Des efforts spéciaux furent faits pour inviter une grande variété de représentants du mouvement évangélique, non seulement des personnes de nationalités et de cultures différentes, mais des femmes, des ecclésiastiques, des laïcs, des évangélistes, des missionnaires, des enseignants, jeunes et vieux. Il y avait plus d’un millier de représentants du “Tiers monde” qui ont dépensé l’équivalent de plusieurs semaines de salaire rien que pour payer leurs frais d’inscription.
Ce congrès fut également différent des autres en ce sens qu’il prévoyait des sessions de travail. On avait préparé à l’avance des rapports détaillés qui expliquaient les efforts faits par la chrétienté pour étendre son activité missionnaire sur toute la terre. On mit aussi l’accent sur la façon de contacter les gens du monde “chrétien” qu’il est habituellement difficile de rencontrer parce qu’ils vivent dans des résidences dont l’entrée est interdite ou parce qu’ils travaillent dans de grands immeubles commerciaux. Les organisateurs de ce congrès étaient résolus à faire en sorte que l’on ne parle pas seulement de théologie et de théorie et que les délégués ne soient pas des “participants” en titre uniquement.
Ce congrès bénéficia également d’une très grande publicité. Il suscita un grand intérêt parce qu’il fut dès le début soutenu par Billy Graham, qui en devint plus tard le président d’honneur et le principal orateur. Le congrès fut précédé de préparatifs qui durèrent plusieurs mois et qui coûtèrent finalement plus de 3 millions de dollars (environ 15 millions de francs français).
Pourquoi ce congrès ?
Il semble que ces chefs religieux aient eu brusquement conscience de la nécessité d’évangéliser le monde. Quatre ans plus tôt, un sondage effectué dans le monde avait révélé qu’ils n’étaient pas favorables à une telle conférence. Deux ans plus tard, ils avaient changé de point de vue et commençaient à préparer le congrès de Lausanne.
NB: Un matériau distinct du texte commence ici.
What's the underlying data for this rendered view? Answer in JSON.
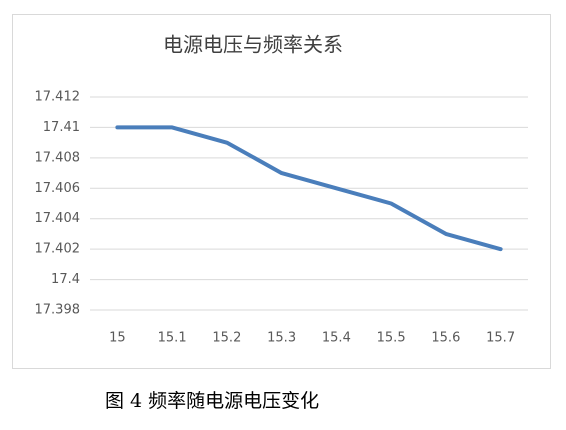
{
  "chart_data": {
    "type": "line",
    "title": "电源电压与频率关系",
    "categories": [
      "15",
      "15.1",
      "15.2",
      "15.3",
      "15.4",
      "15.5",
      "15.6",
      "15.7"
    ],
    "values": [
      17.41,
      17.41,
      17.409,
      17.407,
      17.406,
      17.405,
      17.403,
      17.402
    ],
    "color": "#4a7ebb",
    "ylim": [
      17.398,
      17.412
    ],
    "yticks": [
      17.398,
      17.4,
      17.402,
      17.404,
      17.406,
      17.408,
      17.41,
      17.412
    ],
    "grid": true
  },
  "caption": "图 4  频率随电源电压变化"
}
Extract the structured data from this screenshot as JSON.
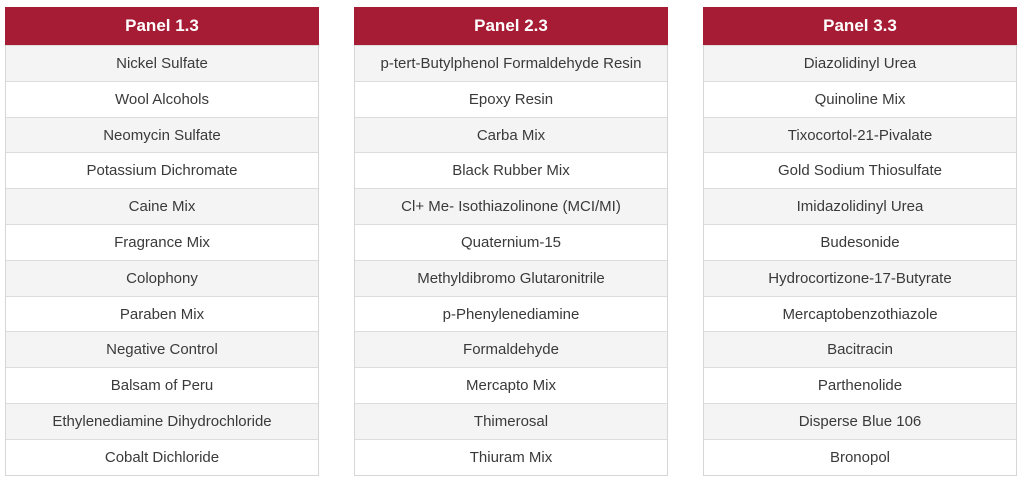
{
  "colors": {
    "header_bg": "#a61c34",
    "header_text": "#ffffff",
    "row_alt_bg": "#f4f4f4",
    "border": "#dcdcdc"
  },
  "panels": [
    {
      "title": "Panel 1.3",
      "items": [
        "Nickel Sulfate",
        "Wool Alcohols",
        "Neomycin Sulfate",
        "Potassium Dichromate",
        "Caine Mix",
        "Fragrance Mix",
        "Colophony",
        "Paraben Mix",
        "Negative Control",
        "Balsam of Peru",
        "Ethylenediamine Dihydrochloride",
        "Cobalt Dichloride"
      ]
    },
    {
      "title": "Panel 2.3",
      "items": [
        "p-tert-Butylphenol Formaldehyde Resin",
        "Epoxy Resin",
        "Carba Mix",
        "Black Rubber Mix",
        "Cl+ Me- Isothiazolinone (MCI/MI)",
        "Quaternium-15",
        "Methyldibromo Glutaronitrile",
        "p-Phenylenediamine",
        "Formaldehyde",
        "Mercapto Mix",
        "Thimerosal",
        "Thiuram Mix"
      ]
    },
    {
      "title": "Panel 3.3",
      "items": [
        "Diazolidinyl Urea",
        "Quinoline Mix",
        "Tixocortol-21-Pivalate",
        "Gold Sodium Thiosulfate",
        "Imidazolidinyl Urea",
        "Budesonide",
        "Hydrocortizone-17-Butyrate",
        "Mercaptobenzothiazole",
        "Bacitracin",
        "Parthenolide",
        "Disperse Blue 106",
        "Bronopol"
      ]
    }
  ]
}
Un des directeurs déclara qu’“il y a un courant favorable au témoignage évangélique dans le monde et nous étions tous d’accord sur la nécessité de suivre ce courant pour atteindre le but : l’évangélisation du monde d’ici la fin du siècle”. Pourquoi ce changement d’attitude en si peu de temps ?
Aucun des congressistes réunis à Lausanne ne semblait en connaître vraiment la raison. Mais de nombreux orateurs ont fait remarquer que ‘les conditions mondiales sont favorables à un témoignage sur le Christ’. Selon Os Guinness, de Suisse, si les gens sont à présent disposés à écouter le message chrétien, c’est uniquement à cause de ‘la faillite de l’idéologie profane’. Malcolm Muggeridge, un autre des principaux orateurs, venu d’Angleterre, soutint le point de vue de Guinness en disant : “Il me paraît clair depuis longtemps, et sans l’ombre d’un doute, que ce que nous appelons encore la civilisation occidentale est dans un état de décomposition avancée, et qu’un nouvel âge des ténèbres sera bientôt sur nous, si toutefois il n’a pas déjà commencé.”
Mais la question pressante que se posaient tous ces évangélistes de diverses religions, — quelle que soit la cause de cet intérêt soudain pour le message du Christ, — était bien sûr celle-ci : Pouvons-nous espérer évangéliser le monde entier ?
Les “évangélistes” peuvent-ils évangéliser le monde ?
Leur désir est au-dessus de toute critique, car Jésus donna cet ordre : “Allez donc ! De toutes les nations faites des disciples, les baptisant au nom du Père et du Fils et du Saint-Esprit, leur apprenant à observer tous les commandements que je vous ai donnés.” — Mat. 28:19, 20, Crampon-Tricot.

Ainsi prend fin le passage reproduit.